Textos de Arquivo XXI: Educação e Linguagem

Nota introdutória

Este texto foi publicado em Leitura: Teoria e Prática, ano 8, n. 14, em dezembro de 1989. Em geral, meus textos foram escritos seguindo o caminho da exposição oral em algum espaço – palestras, cursos, eventos – para a escrita. Este, no entanto, não provém de exposição pública e simplesmente registra algumas ideias da relação entre linguagem e educação. Retomei-o mais tarde e o reescrevi para o livro A aula como acontecimento, onde tomou o título “A linguagem e a questão escolar”. Creio que este seja o texto em que mais usei o senso comum, expresso pela presença numerosa de máximas e expressões populares que remetem a “verdades” sempre duvidosas.

Educação e linguagem

Nas salas de aula, nas salas de professores (onde as há), nos corredores, em todos os espaços da escola, ouvidos atentos podem detectar conversas informais entre professores, ou entre professores e alunos, que revelam uma insatisfação (em todas as áreas dos componentes curriculares) com o desempenho linguístico dos alunos: não leem e não escrevem; não interpretam adequadamente um problema; não extraem o relevante de um texto de história ou de geografia; não utilizam com precisão conceitos científicos etc. etc.

Fora da escola, a imprensa tem se encarregado de, amiúde, denunciar e apontar para o que tem chamado de “crise de expressão do estudantado brasileiro” (especialmente na época dos “vestibulares”, esquecendo também amiúde outros “vestibulares” que têm reprovado na vida os não-candidatos aos vestibulares oficiais).

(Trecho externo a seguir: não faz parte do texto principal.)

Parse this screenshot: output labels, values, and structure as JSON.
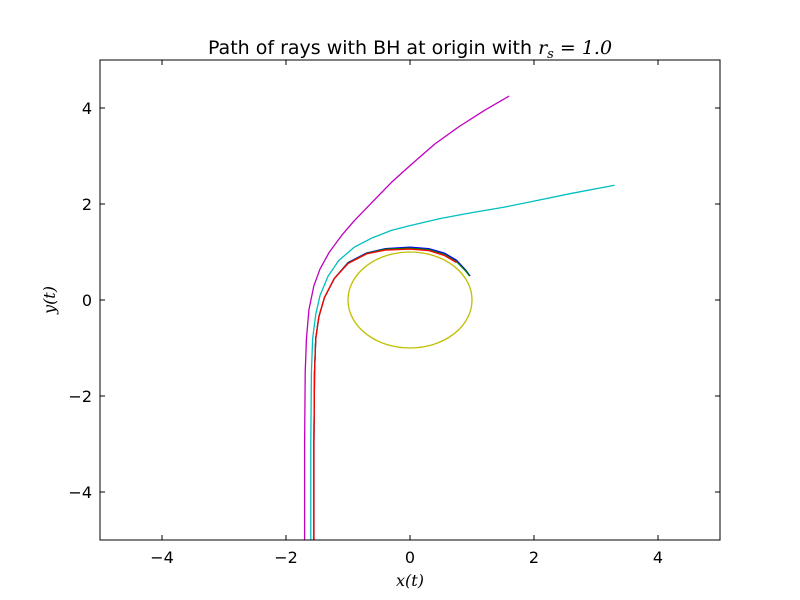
{
  "chart_data": {
    "type": "line",
    "title": {
      "prefix": "Path of rays with BH at origin with ",
      "math_symbol": "r",
      "math_subscript": "s",
      "math_rest": " = 1.0"
    },
    "xlabel": "x(t)",
    "ylabel": "y(t)",
    "xlim": [
      -5,
      5
    ],
    "ylim": [
      -5,
      5
    ],
    "xticks": [
      -4,
      -2,
      0,
      2,
      4
    ],
    "yticks": [
      -4,
      -2,
      0,
      2,
      4
    ],
    "xtick_labels": [
      "−4",
      "−2",
      "0",
      "2",
      "4"
    ],
    "ytick_labels": [
      "−4",
      "−2",
      "0",
      "2",
      "4"
    ],
    "grid": false,
    "series": [
      {
        "color": "#bf00bf",
        "points": [
          [
            -1.7,
            -5
          ],
          [
            -1.7,
            -3
          ],
          [
            -1.69,
            -1.5
          ],
          [
            -1.67,
            -0.8
          ],
          [
            -1.63,
            -0.2
          ],
          [
            -1.55,
            0.3
          ],
          [
            -1.45,
            0.65
          ],
          [
            -1.3,
            1.0
          ],
          [
            -1.1,
            1.35
          ],
          [
            -0.9,
            1.65
          ],
          [
            -0.6,
            2.05
          ],
          [
            -0.3,
            2.45
          ],
          [
            0,
            2.8
          ],
          [
            0.4,
            3.25
          ],
          [
            0.8,
            3.62
          ],
          [
            1.2,
            3.95
          ],
          [
            1.6,
            4.25
          ]
        ]
      },
      {
        "color": "#00bfbf",
        "points": [
          [
            -1.6,
            -5
          ],
          [
            -1.6,
            -3
          ],
          [
            -1.59,
            -1.5
          ],
          [
            -1.57,
            -0.8
          ],
          [
            -1.52,
            -0.3
          ],
          [
            -1.45,
            0.1
          ],
          [
            -1.32,
            0.5
          ],
          [
            -1.15,
            0.82
          ],
          [
            -0.9,
            1.1
          ],
          [
            -0.6,
            1.3
          ],
          [
            -0.3,
            1.45
          ],
          [
            0,
            1.55
          ],
          [
            0.5,
            1.7
          ],
          [
            1.0,
            1.82
          ],
          [
            1.5,
            1.93
          ],
          [
            2.0,
            2.06
          ],
          [
            2.6,
            2.22
          ],
          [
            3.3,
            2.39
          ]
        ]
      },
      {
        "color": "#0000ff",
        "points": [
          [
            -1.55,
            -5
          ],
          [
            -1.55,
            -3
          ],
          [
            -1.54,
            -1.5
          ],
          [
            -1.52,
            -0.8
          ],
          [
            -1.47,
            -0.35
          ],
          [
            -1.38,
            0.05
          ],
          [
            -1.22,
            0.45
          ],
          [
            -1.0,
            0.78
          ],
          [
            -0.7,
            0.98
          ],
          [
            -0.4,
            1.07
          ],
          [
            0,
            1.1
          ],
          [
            0.3,
            1.07
          ],
          [
            0.55,
            0.98
          ],
          [
            0.75,
            0.83
          ],
          [
            0.9,
            0.62
          ],
          [
            0.97,
            0.5
          ]
        ]
      },
      {
        "color": "#008000",
        "points": [
          [
            -1.55,
            -5
          ],
          [
            -1.55,
            -3
          ],
          [
            -1.54,
            -1.5
          ],
          [
            -1.52,
            -0.8
          ],
          [
            -1.47,
            -0.35
          ],
          [
            -1.38,
            0.05
          ],
          [
            -1.22,
            0.45
          ],
          [
            -1.0,
            0.77
          ],
          [
            -0.7,
            0.97
          ],
          [
            -0.4,
            1.06
          ],
          [
            0,
            1.08
          ],
          [
            0.3,
            1.05
          ],
          [
            0.55,
            0.95
          ],
          [
            0.75,
            0.8
          ],
          [
            0.9,
            0.6
          ],
          [
            0.96,
            0.5
          ]
        ]
      },
      {
        "color": "#ff0000",
        "points": [
          [
            -1.55,
            -5
          ],
          [
            -1.55,
            -3
          ],
          [
            -1.54,
            -1.5
          ],
          [
            -1.52,
            -0.8
          ],
          [
            -1.47,
            -0.35
          ],
          [
            -1.38,
            0.05
          ],
          [
            -1.22,
            0.45
          ],
          [
            -1.0,
            0.76
          ],
          [
            -0.7,
            0.96
          ],
          [
            -0.4,
            1.04
          ],
          [
            0,
            1.06
          ],
          [
            0.3,
            1.03
          ],
          [
            0.55,
            0.93
          ],
          [
            0.75,
            0.78
          ]
        ]
      },
      {
        "color": "#bfbf00",
        "shape": "circle",
        "center": [
          0,
          0
        ],
        "radius": 1.0
      }
    ]
  }
}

E as culpas são distribuídas: o que há com a escola? o que há com as aulas de português? o que estão ensinando os professores? E mais do que depressa, surgem respostas que lembram a rapidez com que se passa adiante “a caixinha de surpresas”: que abri-la e executar a insípida tarefa caia para outro! Os professores passam a “batata quente” aos professores de português, que a remetem imediatamente aos professores das séries anteriores, que as enviam aos alfabetizadores. Estes, não tendo para quem jogar a bola, remetem para a família, para o “meio ambiente de onde vêm os alunos”. E a uns e a outros, carradas de razões:

  1. os professores das diferentes áreas sabem que a linguagem é condições para a aprendizagem e para o ensino de qualquer conhecimento;
  2. os professores de português sabem e vivem de perto os problemas de uma área de estudos que, tendo sua especificidade, espraia-se pelas demais, face à complexidade de questões envolvidas na linguagem (cogn itivas, expressivas, de referência ao mundo, de construção de mundo etc.);
  3. os alfabetizadores tentam, daqui e de acolá, mostrar com quantos paus se faz uma canoa (ou um aluno alfabetizado), quebrando galhos e imaginando soluções. A seus esforços, as estatísticas continuam respondendo com os altos índices de retenção, evasão, expulsão da escola já nos primeiros anos de escolaridade.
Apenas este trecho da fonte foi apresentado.